The Parkland shooting seems to have struck a chord not only for the Stoneman Douglas students and alumni who've stepped up to lead an ever-growing movement, but also for people across the country. Rosenthal says she's been in touch with some current students and organizers of other initiatives who she's now collaborating with; she's already agreed to have #LetterToYourSenator be a part of the March For Our Lives event in Miami.
I didn't even realize I'd been in the vicinity of four shootings until I wrote it down, and that's sad."

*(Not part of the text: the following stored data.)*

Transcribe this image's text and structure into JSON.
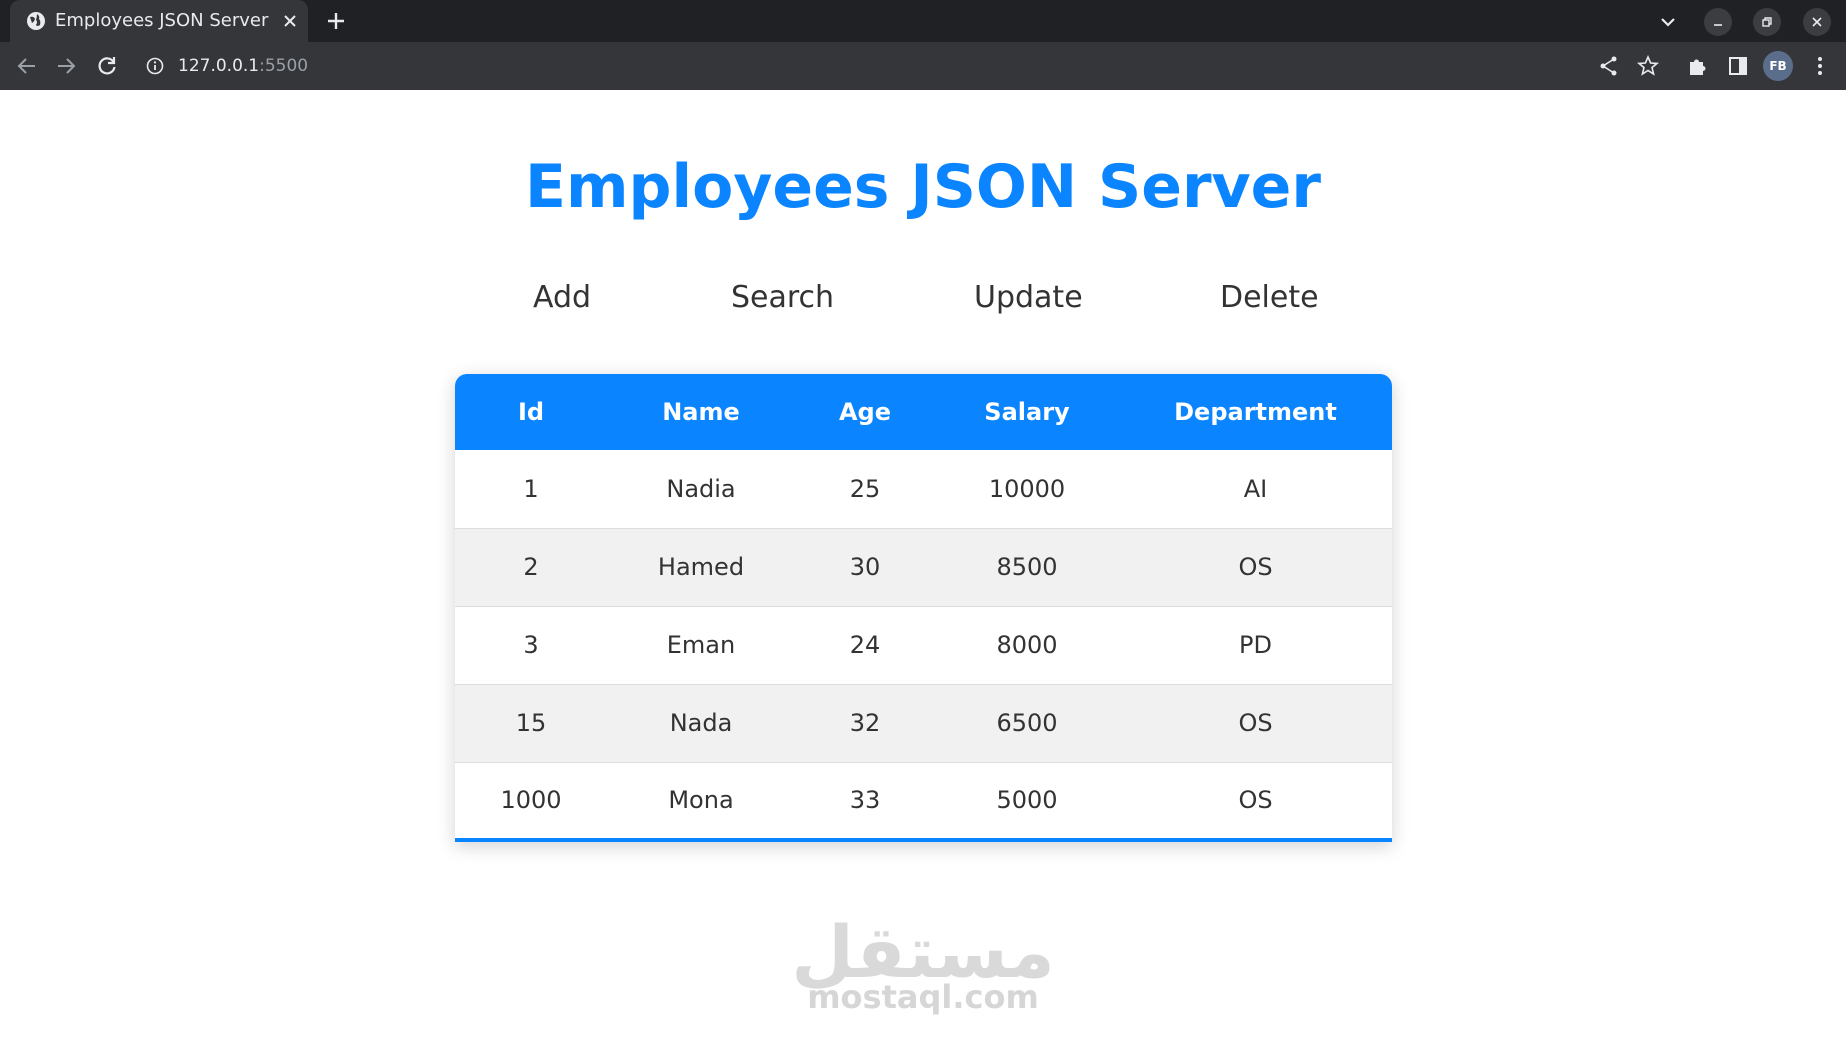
{
  "browser": {
    "tab_title": "Employees JSON Server",
    "url_host": "127.0.0.1",
    "url_port": ":5500",
    "profile_initials": "FB"
  },
  "page": {
    "heading": "Employees JSON Server",
    "nav": {
      "add": "Add",
      "search": "Search",
      "update": "Update",
      "delete": "Delete"
    },
    "table": {
      "headers": [
        "Id",
        "Name",
        "Age",
        "Salary",
        "Department"
      ],
      "rows": [
        [
          "1",
          "Nadia",
          "25",
          "10000",
          "AI"
        ],
        [
          "2",
          "Hamed",
          "30",
          "8500",
          "OS"
        ],
        [
          "3",
          "Eman",
          "24",
          "8000",
          "PD"
        ],
        [
          "15",
          "Nada",
          "32",
          "6500",
          "OS"
        ],
        [
          "1000",
          "Mona",
          "33",
          "5000",
          "OS"
        ]
      ]
    },
    "watermark": {
      "arabic": "مستقل",
      "latin": "mostaql.com"
    }
  },
  "colors": {
    "accent": "#0a84ff",
    "chrome_dark": "#202124",
    "chrome_toolbar": "#35363a"
  }
}
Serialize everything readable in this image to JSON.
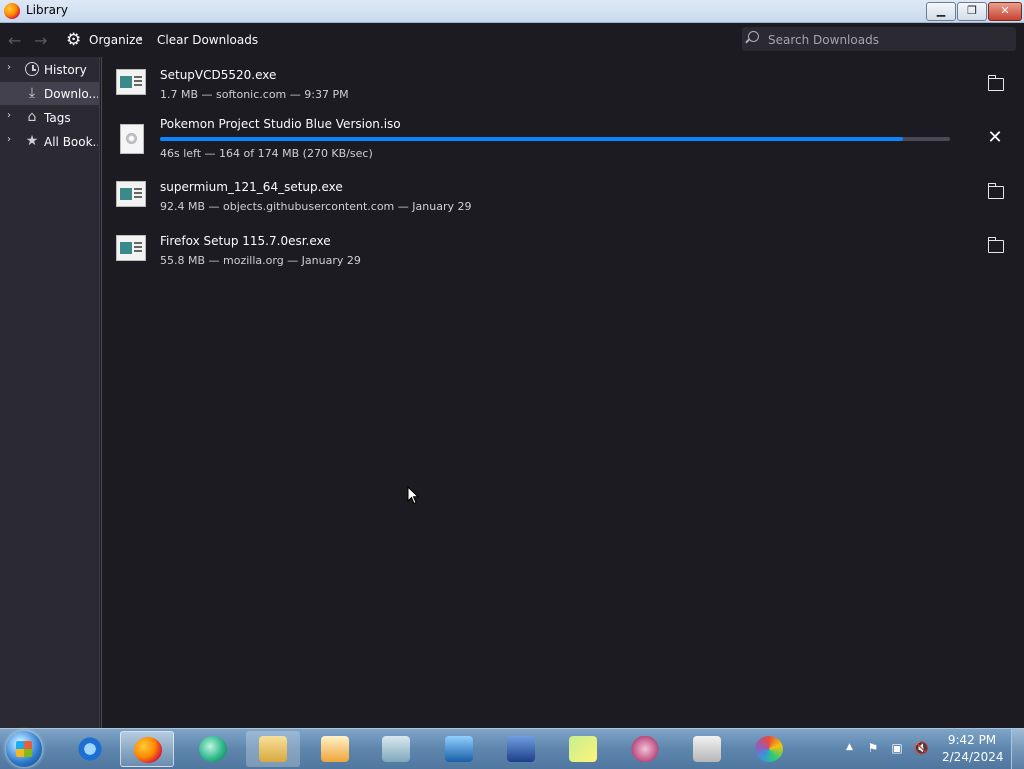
{
  "window": {
    "title": "Library"
  },
  "toolbar": {
    "organize_label": "Organize",
    "clear_label": "Clear Downloads",
    "search_placeholder": "Search Downloads"
  },
  "sidebar": {
    "items": [
      {
        "label": "History",
        "icon": "clock-icon",
        "expandable": true,
        "selected": false
      },
      {
        "label": "Downlo...",
        "icon": "download-icon",
        "expandable": false,
        "selected": true
      },
      {
        "label": "Tags",
        "icon": "tag-icon",
        "expandable": true,
        "selected": false
      },
      {
        "label": "All Book...",
        "icon": "star-icon",
        "expandable": true,
        "selected": false
      }
    ]
  },
  "downloads": [
    {
      "name": "SetupVCD5520.exe",
      "status": "1.7 MB — softonic.com — 9:37 PM",
      "icon": "exe-file-icon",
      "action": "folder-icon"
    },
    {
      "name": "Pokemon Project Studio Blue Version.iso",
      "status": "46s left — 164 of 174 MB (270 KB/sec)",
      "icon": "iso-file-icon",
      "action": "cancel-icon",
      "progress_percent": 94
    },
    {
      "name": "supermium_121_64_setup.exe",
      "status": "92.4 MB — objects.githubusercontent.com — January 29",
      "icon": "exe-file-icon",
      "action": "folder-icon"
    },
    {
      "name": "Firefox Setup 115.7.0esr.exe",
      "status": "55.8 MB — mozilla.org — January 29",
      "icon": "exe-file-icon",
      "action": "folder-icon"
    }
  ],
  "taskbar": {
    "apps": [
      "internet-explorer",
      "firefox",
      "chat-app",
      "file-explorer",
      "media-player",
      "document-app",
      "remote-desktop",
      "network-app",
      "sticky-notes",
      "snipping-tool",
      "calculator",
      "paint"
    ],
    "active_app": "firefox",
    "time": "9:42 PM",
    "date": "2/24/2024"
  },
  "colors": {
    "accent": "#0a84ff",
    "background": "#1c1b22",
    "sidebar": "#2b2a33"
  }
}
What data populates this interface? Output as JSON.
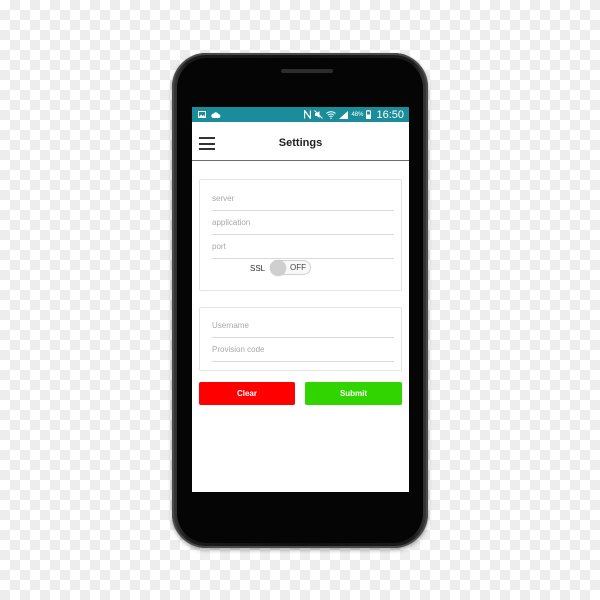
{
  "colors": {
    "status_bar": "#1b8d9a",
    "clear_button": "#ff0000",
    "submit_button": "#32d400"
  },
  "status_bar": {
    "left_icons": [
      "image-icon",
      "cloud-icon"
    ],
    "right_icons": [
      "nfc-icon",
      "mute-icon",
      "wifi-icon",
      "signal-icon",
      "battery-icon"
    ],
    "battery": "48%",
    "time": "16:50"
  },
  "app_bar": {
    "menu_icon": "hamburger-menu-icon",
    "title": "Settings"
  },
  "server_form": {
    "server_placeholder": "server",
    "application_placeholder": "application",
    "port_placeholder": "port",
    "ssl_label": "SSL",
    "ssl_state": "OFF"
  },
  "auth_form": {
    "username_placeholder": "Username",
    "provision_code_placeholder": "Provision code"
  },
  "buttons": {
    "clear": "Clear",
    "submit": "Submit"
  }
}
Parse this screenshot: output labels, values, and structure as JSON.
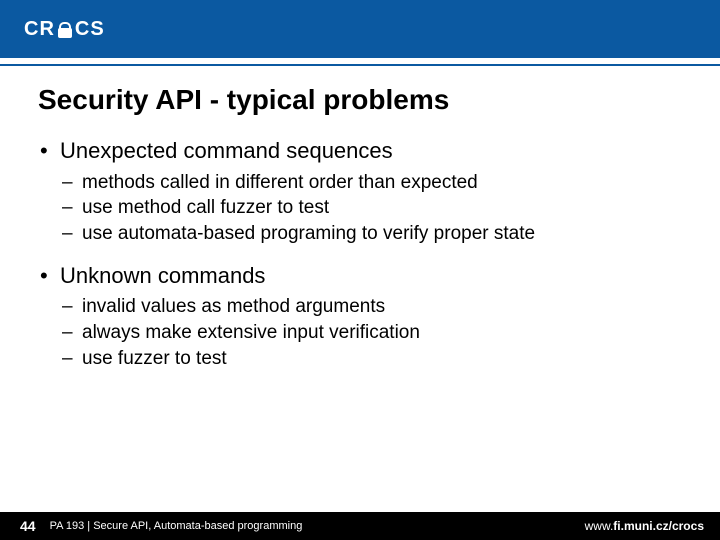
{
  "header": {
    "logo_left": "CR",
    "logo_right": "CS"
  },
  "title": "Security API - typical problems",
  "bullets": [
    {
      "text": "Unexpected command sequences",
      "sub": [
        "methods called in different order than expected",
        "use method call fuzzer to test",
        "use automata-based programing to verify proper state"
      ]
    },
    {
      "text": "Unknown commands",
      "sub": [
        "invalid values as method arguments",
        "always make extensive input verification",
        "use fuzzer to test"
      ]
    }
  ],
  "footer": {
    "page": "44",
    "text": "PA 193 | Secure API, Automata-based programming",
    "url_prefix": "www.",
    "url_main": "fi.muni.cz/crocs"
  }
}
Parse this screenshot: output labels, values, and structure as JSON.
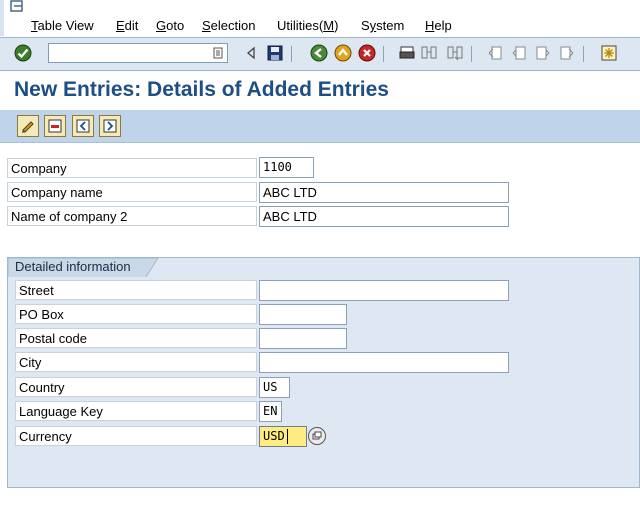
{
  "menubar": {
    "items": [
      {
        "label": "Table View",
        "u": "T",
        "rest": "able View"
      },
      {
        "label": "Edit",
        "u": "E",
        "rest": "dit"
      },
      {
        "label": "Goto",
        "u": "G",
        "rest": "oto"
      },
      {
        "label": "Selection",
        "u": "S",
        "rest": "election"
      },
      {
        "label": "Utilities(M)",
        "pre": "Utilities(",
        "u": "M",
        "rest": ")"
      },
      {
        "label": "System",
        "pre": "S",
        "u": "y",
        "rest": "stem"
      },
      {
        "label": "Help",
        "u": "H",
        "rest": "elp"
      }
    ]
  },
  "toolbar": {
    "command_value": "",
    "icons": [
      "enter-icon",
      "command-dropdown-icon",
      "back-arrow-icon",
      "save-icon",
      "back-icon",
      "exit-icon",
      "cancel-icon",
      "print-icon",
      "find-icon",
      "find-next-icon",
      "first-page-icon",
      "previous-page-icon",
      "next-page-icon",
      "last-page-icon",
      "create-session-icon"
    ]
  },
  "title": "New Entries: Details of Added Entries",
  "app_toolbar": {
    "icons": [
      "display-change-icon",
      "delete-icon",
      "previous-entry-icon",
      "next-entry-icon"
    ]
  },
  "header_fields": [
    {
      "label": "Company",
      "value": "1100"
    },
    {
      "label": "Company name",
      "value": "ABC LTD"
    },
    {
      "label": "Name of company 2",
      "value": "ABC LTD"
    }
  ],
  "detail": {
    "title": "Detailed information",
    "fields": [
      {
        "label": "Street",
        "value": ""
      },
      {
        "label": "PO Box",
        "value": ""
      },
      {
        "label": "Postal code",
        "value": ""
      },
      {
        "label": "City",
        "value": ""
      },
      {
        "label": "Country",
        "value": "US"
      },
      {
        "label": "Language Key",
        "value": "EN"
      },
      {
        "label": "Currency",
        "value": "USD"
      }
    ]
  },
  "colors": {
    "title": "#1d4e86",
    "toolbar_bg": "#dde7f2",
    "app_toolbar_bg": "#bfd3ea",
    "group_bg": "#dfe8f2",
    "focus_field": "#ffec80"
  }
}
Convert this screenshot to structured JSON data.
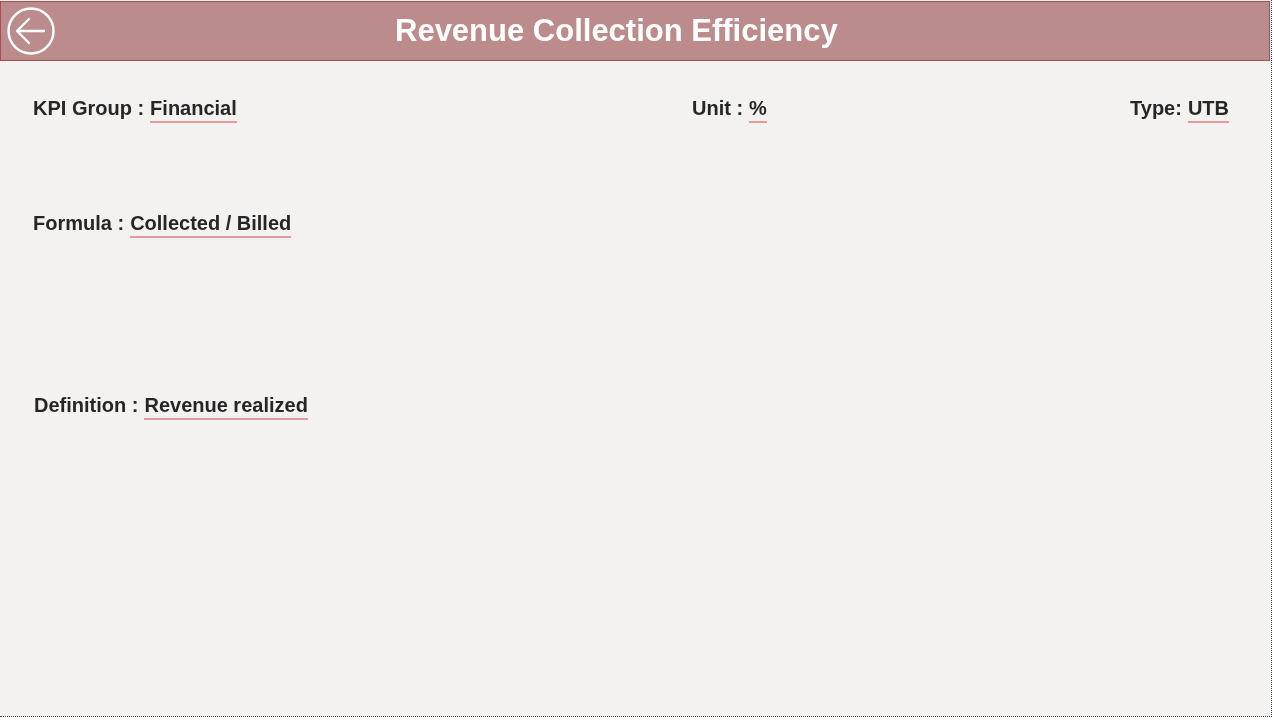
{
  "header": {
    "title": "Revenue Collection Efficiency"
  },
  "rows": [
    {
      "fields": [
        {
          "label": "KPI Group :",
          "value": "Financial"
        },
        {
          "label": "Unit :",
          "value": "%"
        },
        {
          "label": "Type:",
          "value": "UTB"
        }
      ]
    },
    {
      "fields": [
        {
          "label": "Formula :",
          "value": "Collected / Billed"
        }
      ]
    },
    {
      "fields": [
        {
          "label": "Definition :",
          "value": "Revenue realized"
        }
      ]
    }
  ]
}
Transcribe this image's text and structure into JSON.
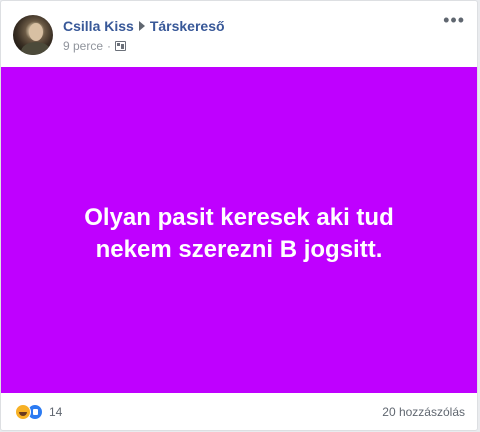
{
  "post": {
    "author": "Csilla Kiss",
    "group": "Társkereső",
    "time": "9 perce",
    "separator": "·",
    "background_color": "#bf00ff",
    "text_line1": "Olyan pasit keresek aki tud",
    "text_line2": "nekem szerezni B jogsitt.",
    "audience_icon": "group-audience-icon",
    "more_icon": "•••"
  },
  "footer": {
    "reaction_icons": [
      "haha-icon",
      "like-icon"
    ],
    "reaction_count": "14",
    "comment_count": "20 hozzászólás"
  }
}
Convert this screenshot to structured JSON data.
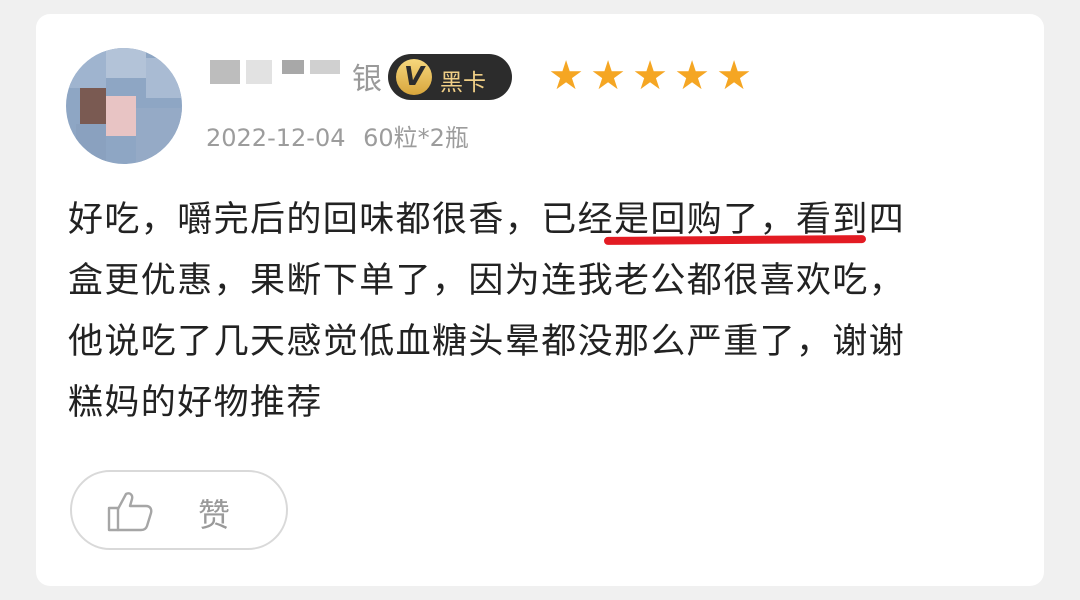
{
  "review": {
    "user": {
      "name_visible_tail": "银",
      "badge": {
        "label": "黑卡",
        "icon": "v-vip-icon"
      }
    },
    "rating": {
      "stars": 5,
      "max": 5
    },
    "date": "2022-12-04",
    "spec": "60粒*2瓶",
    "text_lines": [
      "好吃，嚼完后的回味都很香，已经是回购了，看到四",
      "盒更优惠，果断下单了，因为连我老公都很喜欢吃，",
      "他说吃了几天感觉低血糖头晕都没那么严重了，谢谢",
      "糕妈的好物推荐"
    ],
    "highlight": "已经是回购了"
  },
  "actions": {
    "like_label": "赞",
    "like_icon": "thumbs-up-icon"
  },
  "colors": {
    "star": "#f5a623",
    "badge_bg": "#2c2c2c",
    "badge_text": "#f0cf86",
    "underline": "#e31b23",
    "meta_text": "#9c9c9c"
  }
}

"It's exciting, in the wake of something so terrible," Rosenthal says. "I rarely, in politics, lately, have been saying that I'm optimistic, and for the first time I do feel optimistic, which is ... refreshing, because these students have nothing to lose except their lives."
She certainly has reasons to be optimistic: the Never Again MSD movement that Parkland students started has already sparked public conversations about gun reform, compelled some Republican lawmakers to say they may be open to certain restrictions on guns, and pressured some companies to drop their partnerships with the NRA.
Now that Rosenthal has laid the groundwork for you, it doesn't take much effort to join the #LetterToYourSenator campaign: all she wants you to do is write a letter to your lawmaker of choice and snap a photo of it to post on Twitter before dropping it in the mail. The point of the campaign is simply to inspire more people to get involved in ending gun violence, as well as to compel lawmakers to actually listen to their constituents. Rosenthal believes that's a small way to start making a difference — but you don't have to stop there.
"People think that these huge ideas, like Black Lives Matter, are planned out super far in advance," Rosenthal tells Bustle, her comments directed specifically at those people who might have an idea around which they want to start a similarly ambitious campaign. "It seems daunting ... to have an idea like this. But it's really just a step by step process, things snowball, and you go with. Just go for it."